California DUI Law &DUI Enforcement &DUI Issues &Technology hudson on 14 Mar 2007
Ignition Interlock for ALL Dui Convicts?
A bill is currently working its way through the California State Legislature (Senate Bill 177) that will require every person found guilty of DUI to install an ignition interlock device on their car.
Ignition Interlock Device-
An ignition interlock device is a machine that is installed in a car between the key and the starter. The driver must blow into the device prior to the car starting. If the machine determines that the driver is not “sober” it will not start. These devices also require periodic testing of the driver, meaning that while the car is on the road the driver must blow into the device. In the event that the vehicle detects alcohol, it initiates an alarm, the lights and horn will sound until the vehicle is shut off, it does not shut off the engine immediately.
Why this is bad-
The number one reason cited by MADD and the proponents of this change in the law is the increased rate of repeat DUI’s. The statistic most recently cited by the proponents of this law (who include the lobby group for the manufacturer’s of these devices) includes all of the new repeat offenders added to the statistic since the “look back” period was changed from seven years to ten thereby increasing (by at least a third) the number of persons subject to inclusion in any repeat offender statistics. The statistics in New Mexico, the only State to have a mandatory IID requirement for first offenders have been seriously manipulated to create the illusion of effectiveness.

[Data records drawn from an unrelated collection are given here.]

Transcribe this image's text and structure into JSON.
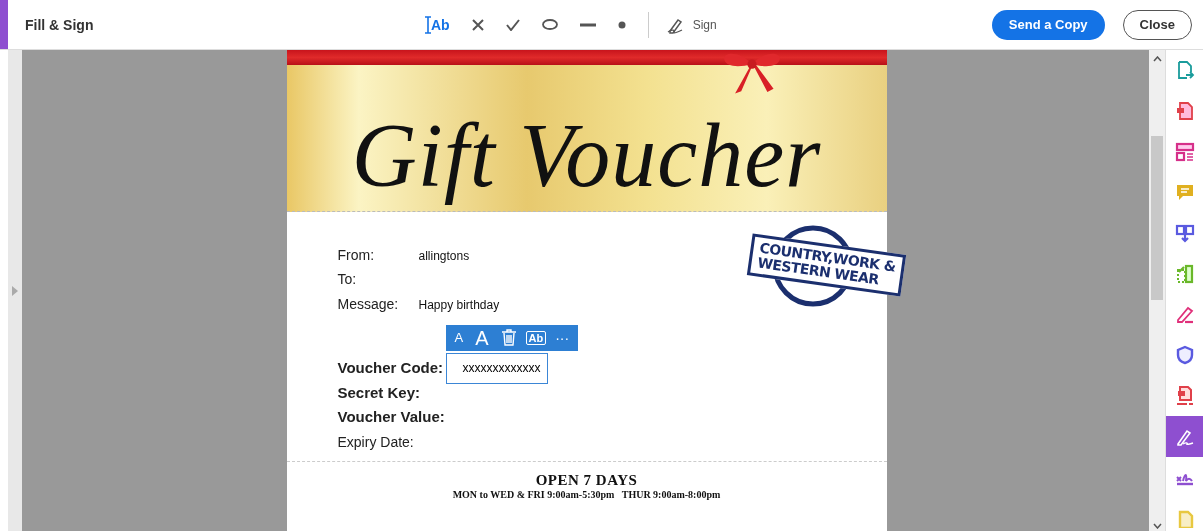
{
  "toolbar": {
    "title": "Fill & Sign",
    "tools": [
      {
        "kind": "text",
        "label": "Ab",
        "selected": true
      },
      {
        "kind": "cross",
        "selected": false
      },
      {
        "kind": "check",
        "selected": false
      },
      {
        "kind": "ellipse",
        "selected": false
      },
      {
        "kind": "line",
        "selected": false
      },
      {
        "kind": "dot",
        "selected": false
      }
    ],
    "sign_label": "Sign",
    "send_button": "Send a Copy",
    "close_button": "Close"
  },
  "voucher": {
    "title": "Gift Voucher",
    "stamp_lines": [
      "COUNTRY,WORK &",
      "WESTERN WEAR"
    ],
    "fields": [
      {
        "label": "From:",
        "value": "allingtons",
        "bold": false
      },
      {
        "label": "To:",
        "bold": false
      },
      {
        "label": "Message:",
        "value": "Happy birthday",
        "bold": false
      },
      {
        "label": "Voucher Code:",
        "value": "xxxxxxxxxxxxx",
        "bold": true,
        "editing": true
      },
      {
        "label": "Secret Key:",
        "bold": true
      },
      {
        "label": "Voucher Value:",
        "bold": true
      },
      {
        "label": "Expiry Date:",
        "bold": false
      }
    ],
    "field_toolbar": [
      {
        "kind": "smaller",
        "label": "A"
      },
      {
        "kind": "larger",
        "label": "A"
      },
      {
        "kind": "delete"
      },
      {
        "kind": "field",
        "label": "Ab"
      },
      {
        "kind": "more",
        "label": "···"
      }
    ],
    "footer_title": "OPEN 7 DAYS",
    "footer_hours": "MON to WED & FRI 9:00am-5:30pm   THUR 9:00am-8:00pm"
  },
  "right_rail": [
    {
      "kind": "export",
      "color": "#1a9c9c",
      "selected": false
    },
    {
      "kind": "create",
      "color": "#e0404a",
      "selected": false
    },
    {
      "kind": "organize",
      "color": "#d6308a",
      "selected": false
    },
    {
      "kind": "comment",
      "color": "#e0b020",
      "selected": false
    },
    {
      "kind": "combine",
      "color": "#5a5ae0",
      "selected": false
    },
    {
      "kind": "compress",
      "color": "#6ab82a",
      "selected": false
    },
    {
      "kind": "edit",
      "color": "#e0307a",
      "selected": false
    },
    {
      "kind": "protect",
      "color": "#5a5ae0",
      "selected": false
    },
    {
      "kind": "redact",
      "color": "#e0404a",
      "selected": false
    },
    {
      "kind": "sign",
      "color": "#8e4fd0",
      "selected": true
    },
    {
      "kind": "request",
      "color": "#8e4fd0",
      "selected": false
    },
    {
      "kind": "more",
      "color": "#e8c840",
      "selected": false
    }
  ]
}
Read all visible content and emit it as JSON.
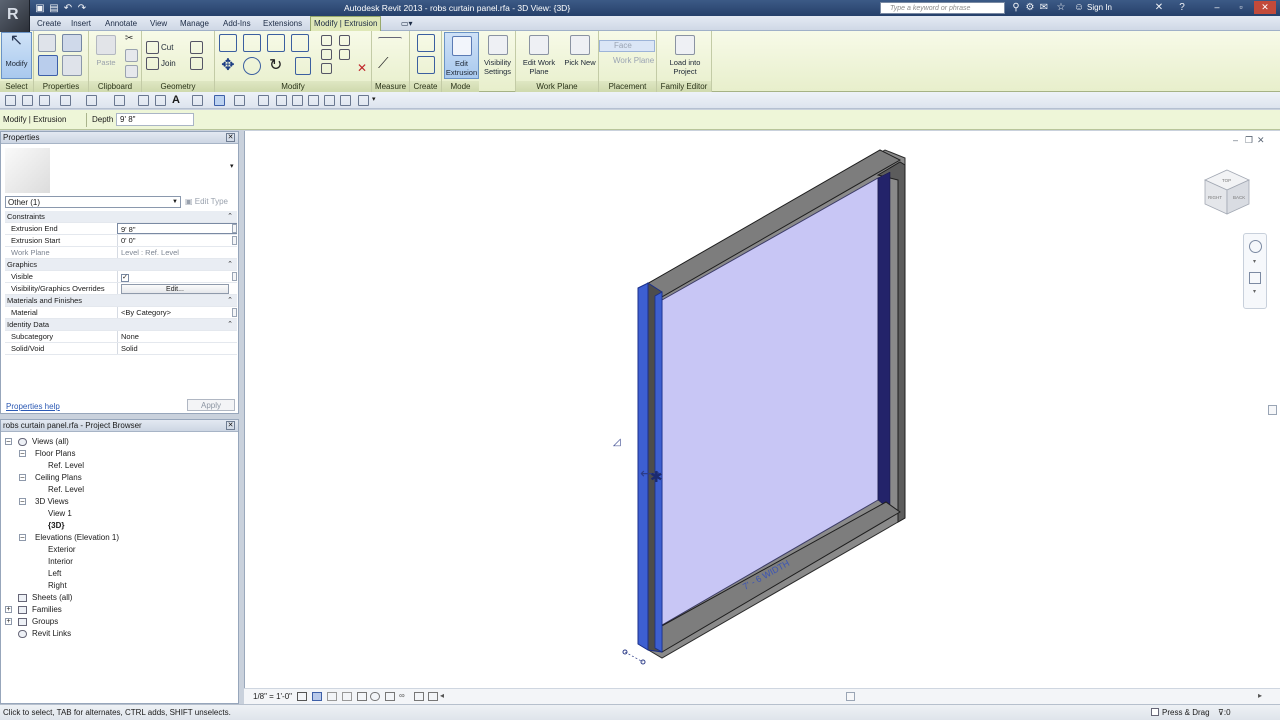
{
  "title_bar": {
    "title": "Autodesk Revit 2013  -  robs curtain panel.rfa - 3D View: {3D}",
    "search_placeholder": "Type a keyword or phrase",
    "sign_in": "Sign In"
  },
  "ribbon_tabs": [
    "Create",
    "Insert",
    "Annotate",
    "View",
    "Manage",
    "Add-Ins",
    "Extensions",
    "Modify | Extrusion"
  ],
  "ribbon": {
    "select": {
      "label": "Select",
      "modify": "Modify"
    },
    "properties": {
      "label": "Properties"
    },
    "clipboard": {
      "label": "Clipboard",
      "paste": "Paste"
    },
    "geometry": {
      "label": "Geometry",
      "cut": "Cut",
      "join": "Join"
    },
    "modify": {
      "label": "Modify"
    },
    "measure": {
      "label": "Measure"
    },
    "create": {
      "label": "Create"
    },
    "mode": {
      "label": "Mode",
      "edit_extrusion": "Edit Extrusion"
    },
    "visibility": {
      "label": "Visibility Settings"
    },
    "work_plane": {
      "label": "Work Plane",
      "edit": "Edit Work Plane",
      "pick_new": "Pick New"
    },
    "placement": {
      "label": "Placement",
      "face": "Face",
      "work_plane": "Work Plane"
    },
    "family_editor": {
      "label": "Family Editor",
      "load": "Load into Project"
    }
  },
  "options_bar": {
    "context": "Modify | Extrusion",
    "depth_label": "Depth",
    "depth_value": "9'  8\""
  },
  "properties": {
    "title": "Properties",
    "filter": "Other (1)",
    "edit_type": "Edit Type",
    "groups": [
      {
        "name": "Constraints",
        "rows": [
          {
            "name": "Extrusion End",
            "value": "9'  8\""
          },
          {
            "name": "Extrusion Start",
            "value": "0'  0\""
          },
          {
            "name": "Work Plane",
            "value": "Level : Ref. Level"
          }
        ]
      },
      {
        "name": "Graphics",
        "rows": [
          {
            "name": "Visible",
            "value": "✓"
          },
          {
            "name": "Visibility/Graphics Overrides",
            "value": "Edit..."
          }
        ]
      },
      {
        "name": "Materials and Finishes",
        "rows": [
          {
            "name": "Material",
            "value": "<By Category>"
          }
        ]
      },
      {
        "name": "Identity Data",
        "rows": [
          {
            "name": "Subcategory",
            "value": "None"
          },
          {
            "name": "Solid/Void",
            "value": "Solid"
          }
        ]
      }
    ],
    "help": "Properties help",
    "apply": "Apply"
  },
  "project_browser": {
    "title": "robs curtain panel.rfa - Project Browser",
    "nodes": [
      "Views (all)",
      "Floor Plans",
      "Ref. Level",
      "Ceiling Plans",
      "Ref. Level",
      "3D Views",
      "View 1",
      "{3D}",
      "Elevations (Elevation 1)",
      "Exterior",
      "Interior",
      "Left",
      "Right",
      "Sheets (all)",
      "Families",
      "Groups",
      "Revit Links"
    ]
  },
  "viewport": {
    "scale": "1/8\" = 1'-0\"",
    "dimension_text": "7' - 6  WIDTH",
    "viewcube_faces": [
      "TOP",
      "RIGHT",
      "BACK"
    ]
  },
  "status": {
    "text": "Click to select, TAB for alternates, CTRL adds, SHIFT unselects.",
    "press_drag": "Press & Drag",
    "filter_count": ":0"
  },
  "colors": {
    "ribbon_context": "#e8efcc",
    "glass": "#c8c6f5",
    "frame": "#6c6c6c",
    "selection": "#3d5fd1"
  }
}
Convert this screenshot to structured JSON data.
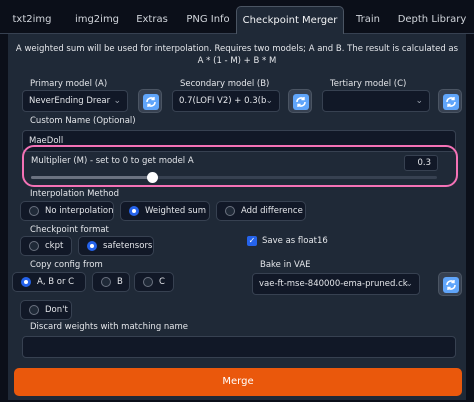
{
  "tabs": [
    "txt2img",
    "img2img",
    "Extras",
    "PNG Info",
    "Checkpoint Merger",
    "Train",
    "Depth Library"
  ],
  "description": "A weighted sum will be used for interpolation. Requires two models; A and B. The result is calculated as A * (1 - M) + B * M",
  "models": {
    "primary_label": "Primary model (A)",
    "primary_value": "NeverEnding Drear",
    "secondary_label": "Secondary model (B)",
    "secondary_value": "0.7(LOFI V2) + 0.3(b",
    "tertiary_label": "Tertiary model (C)",
    "tertiary_value": ""
  },
  "custom_name": {
    "label": "Custom Name (Optional)",
    "value": "MaeDoll"
  },
  "multiplier": {
    "label": "Multiplier (M) - set to 0 to get model A",
    "value": "0.3",
    "fraction": 0.3
  },
  "interpolation": {
    "label": "Interpolation Method",
    "options": [
      "No interpolation",
      "Weighted sum",
      "Add difference"
    ],
    "selected": "Weighted sum"
  },
  "checkpoint_format": {
    "label": "Checkpoint format",
    "options": [
      "ckpt",
      "safetensors"
    ],
    "selected": "safetensors"
  },
  "save_float16": {
    "label": "Save as float16",
    "checked": true
  },
  "copy_config": {
    "label": "Copy config from",
    "options": [
      "A, B or C",
      "B",
      "C",
      "Don't"
    ],
    "selected": "A, B or C"
  },
  "bake_vae": {
    "label": "Bake in VAE",
    "value": "vae-ft-mse-840000-ema-pruned.ck"
  },
  "discard_weights": {
    "label": "Discard weights with matching name",
    "value": ""
  },
  "merge_label": "Merge",
  "colors": {
    "accent": "#2563eb",
    "merge": "#ea580c",
    "highlight": "#f472b6"
  },
  "icons": {
    "refresh": "refresh-icon",
    "dropdown": "chevron-down-icon",
    "check": "check-icon"
  }
}
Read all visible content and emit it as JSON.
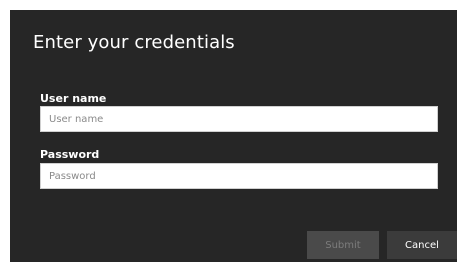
{
  "dialog": {
    "title": "Enter your credentials",
    "username": {
      "label": "User name",
      "placeholder": "User name",
      "value": ""
    },
    "password": {
      "label": "Password",
      "placeholder": "Password",
      "value": ""
    },
    "buttons": {
      "submit_label": "Submit",
      "submit_enabled": false,
      "cancel_label": "Cancel"
    }
  },
  "colors": {
    "dialog_background": "#262626",
    "title_text": "#ffffff",
    "input_background": "#ffffff",
    "submit_disabled_background": "#4a4a4a",
    "submit_disabled_text": "#7c7c7c",
    "cancel_background": "#3b3b3b"
  }
}
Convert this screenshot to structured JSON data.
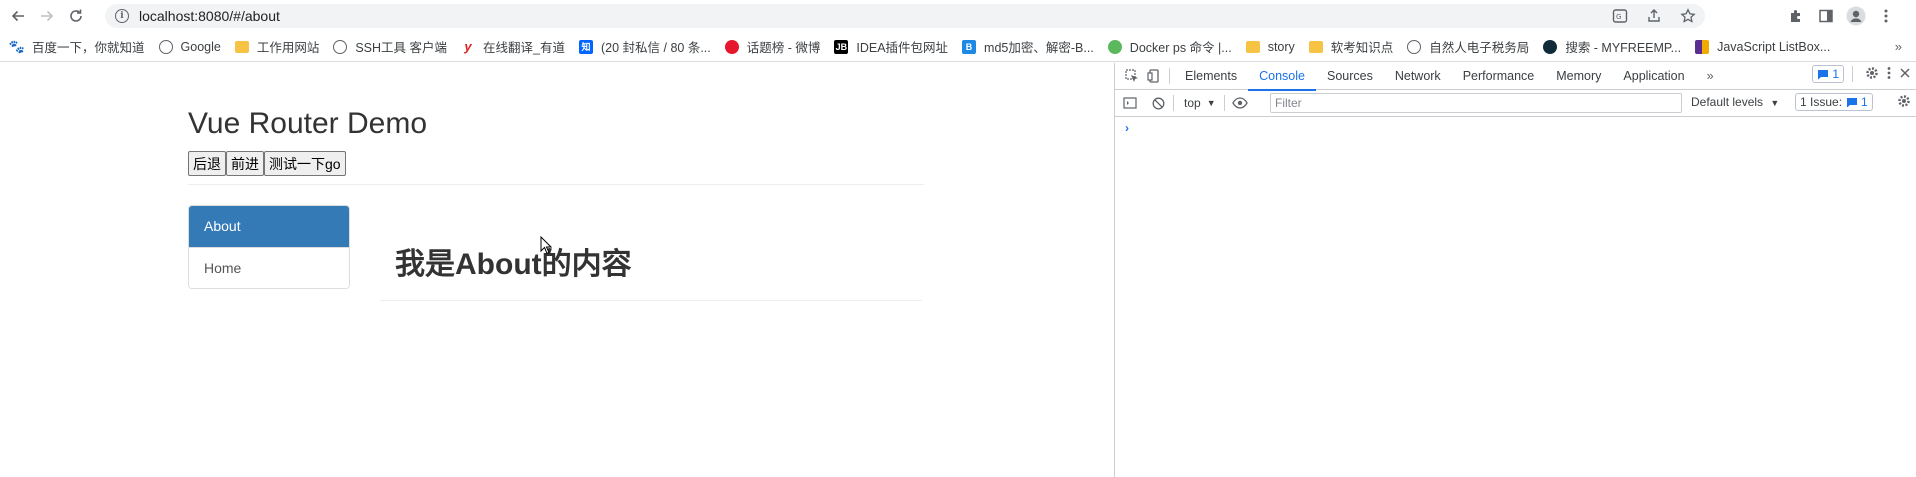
{
  "browser": {
    "url": "localhost:8080/#/about",
    "bookmarks": [
      {
        "label": "百度一下，你就知道",
        "icon": "paw-icon",
        "color": "#2932e1"
      },
      {
        "label": "Google",
        "icon": "globe-icon",
        "color": "#5f6368"
      },
      {
        "label": "工作用网站",
        "icon": "folder-icon",
        "color": "#f6c344"
      },
      {
        "label": "SSH工具 客户端",
        "icon": "globe-icon",
        "color": "#5f6368"
      },
      {
        "label": "在线翻译_有道",
        "icon": "youdao-icon",
        "color": "#e02020"
      },
      {
        "label": "(20 封私信 / 80 条...",
        "icon": "zhihu-icon",
        "color": "#0066ff"
      },
      {
        "label": "话题榜 - 微博",
        "icon": "weibo-icon",
        "color": "#e6162d"
      },
      {
        "label": "IDEA插件包网址",
        "icon": "jetbrains-icon",
        "color": "#000000"
      },
      {
        "label": "md5加密、解密-B...",
        "icon": "b-icon",
        "color": "#1e88e5"
      },
      {
        "label": "Docker ps 命令 |...",
        "icon": "runoob-icon",
        "color": "#5cb85c"
      },
      {
        "label": "story",
        "icon": "folder-icon",
        "color": "#f6c344"
      },
      {
        "label": "软考知识点",
        "icon": "folder-icon",
        "color": "#f6c344"
      },
      {
        "label": "自然人电子税务局",
        "icon": "globe-icon",
        "color": "#5f6368"
      },
      {
        "label": "搜索 - MYFREEMP...",
        "icon": "music-icon",
        "color": "#0f2b3a"
      },
      {
        "label": "JavaScript ListBox...",
        "icon": "grid-icon",
        "color": "#5c2d91"
      }
    ]
  },
  "page": {
    "title": "Vue Router Demo",
    "buttons": {
      "back": "后退",
      "forward": "前进",
      "go": "测试一下go"
    },
    "nav": {
      "about": "About",
      "home": "Home"
    },
    "content_title": "我是About的内容"
  },
  "devtools": {
    "tabs": [
      "Elements",
      "Console",
      "Sources",
      "Network",
      "Performance",
      "Memory",
      "Application"
    ],
    "active_tab": "Console",
    "message_count": "1",
    "context": "top",
    "filter_placeholder": "Filter",
    "levels": "Default levels",
    "issues_label": "1 Issue:",
    "issues_count": "1",
    "prompt": "›"
  },
  "colors": {
    "accent": "#1a73e8",
    "active_nav": "#337ab7"
  }
}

This law will unfairly effect the working poor more significantly than the rich. The Ignition Interlock Device must be purchased or leased from a provider. The device must be brought in to a licensed provider every so often to have data downloaded and have its calibration verified, this too costs money. What will the people who can not afford these devices do? They will either sell their existing car (and purchase another car in someone else’s name), or transfer ownership to another person. Once the title is no longer associated with the convicted driver, the Ignition Interlock is no longer required. It doesn’t matter who’s driving the car, only to whom the car is registered. While this will not satisfy the requirement that a device be on any car driven by the convicted driver, it is only possible to verify that any car owned by the driver has an ignition interlock installed.
The law will adversely impact the lease car industry. The IID is hard wired into a car meaning that it must be bolted to the car, the damage caused by the installation violates the terms and conditions of most automobile leases.
The device is non-specific for alcohol. I have had client’s who could not start their car shortly after smoking a cigarette or using mouth wash. Many of the defenses we use to challenge criminal cases are applicable to these machines as there are no safeguards. Some gums and other breath fresheners will cause positive measurements; again the car will not start. The lack of specificity could result in sober people not being able to start their car to drive to work or appointments.